In October 1990 the RPF army invaded Rwanda . There was a three-year civil war. In August 1993 a peace treaty was signed which promised the formation of a transitional government in which all parties, including the RPF, would be represented.
A small force of UN peacekeepers would help prepare the ground for a general election. Dusaidi, appointed the RPF’s North American representative, was sent to New York to lobby the international community.
But even while the August 1993 peace agreement was negotiated, the Hutu extremists in Kigali were secretly preparing a genocide of the Tutsi. When it began on 6 April 1994 Dusaidi was at the UN.
For the first few weeks he remained convinced that the council would send reinforcements. He had been unable to obtain a full UN pass - he did not represent a government - and he was prevented from sitting in the lobby of the Security Council to wait for news.
So he sat, day after day, in the public areas of the secretariat building and confronted ambassadors as they left the building. His desperate pleas for military action fell on deaf ears.
He was outspoken but totally committed and he earned the respect of UN staff and diplomats. But the council was paralysed and its first decision was to pull out the peacekeepers.
Dusaidi knew that in the first 24 hours all the opposition to the regime was wiped out - everyone who had spoken up for democracy and all human- rights activists, along with many thousands of civilians.
There was no doubt in Dusaidi’s mind that this was genocide and he was the first person to use the word in relation to Rwanda in an official document, in an RPF press release on 12 April 1994.
This was some weeks before the Security Council belatedly reversed its earlier decision and decided on 17 May to mandate 5,500 troops for Rwanda .
The killing continued and the genocide would break the world’s most atrocious records in speed and scale - up to a million people were killed in a hundred days. A third were children.
There was little Dusaidi could do and he later suffered the indignity of seeing a representative of the genocidal "interim government” address the council. As terrible for him was the subsequent global outpouring of sympathy for the Hutus who fled the country, many of whom had helped carry out genocide.
In July, when the RPF finally took Kigali, the country was in ruins. A few weeks ago I interviewed him there and we talked at length about the events of 1994.
He hoped that one day someone would be held to account for the genocide and not just those who had organised it or those who carried out the killings.
Had the peacekeepers taken forceful action, he said, then the militia would have fled. What was the point of armed peacekeepers if not for this? As for the Security Council, had it decided on reinforcements for the peacekeepers, the genocide could have been prevented.
Looking to the future, he was amazingly optimistic. A power in the land, he was now political adviser to the Vice- President, Paul Kagame, the leader of the RPF. He was respected and admired and determined as ever.

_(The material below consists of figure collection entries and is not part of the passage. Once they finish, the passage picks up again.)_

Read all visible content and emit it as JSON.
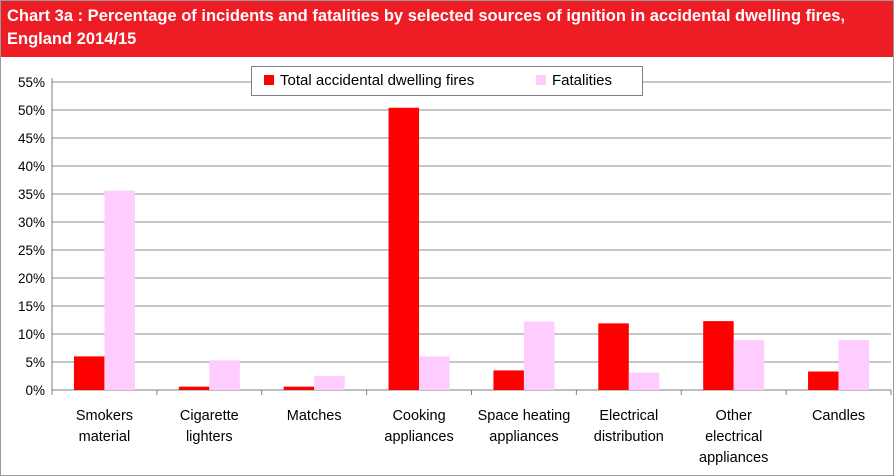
{
  "title": "Chart 3a : Percentage of incidents and fatalities by selected sources of ignition in accidental dwelling fires, England 2014/15",
  "chart_data": {
    "type": "bar",
    "title": "Chart 3a : Percentage of incidents and fatalities by selected sources of ignition in accidental dwelling fires, England 2014/15",
    "categories": [
      [
        "Smokers",
        "material"
      ],
      [
        "Cigarette",
        "lighters"
      ],
      [
        "Matches"
      ],
      [
        "Cooking",
        "appliances"
      ],
      [
        "Space heating",
        "appliances"
      ],
      [
        "Electrical",
        "distribution"
      ],
      [
        "Other",
        "electrical",
        "appliances"
      ],
      [
        "Candles"
      ]
    ],
    "series": [
      {
        "name": "Total accidental dwelling fires",
        "color": "#ff0000",
        "values": [
          6.0,
          0.6,
          0.6,
          50.4,
          3.5,
          11.9,
          12.3,
          3.3
        ]
      },
      {
        "name": "Fatalities",
        "color": "#ffccff",
        "values": [
          35.6,
          5.3,
          2.5,
          6.0,
          12.2,
          3.1,
          8.9,
          8.9
        ]
      }
    ],
    "yticks": [
      "0%",
      "5%",
      "10%",
      "15%",
      "20%",
      "25%",
      "30%",
      "35%",
      "40%",
      "45%",
      "50%",
      "55%"
    ],
    "ylim": [
      0,
      55
    ],
    "grid": true,
    "legend_position": "top-center"
  }
}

The aim was to create a state that was better than the one before and to end forever the ethnic divide. They had come too far and suffered too much to believe otherwise.
In October Dusaidi had seemed weighed down with problems, but he was already ill. He was admitted to hospital in Kigali in November and flown to South Africa where he died in Johannesburg from kidney failure.
It was yet one more tragedy, said a colleague, to add to all the others.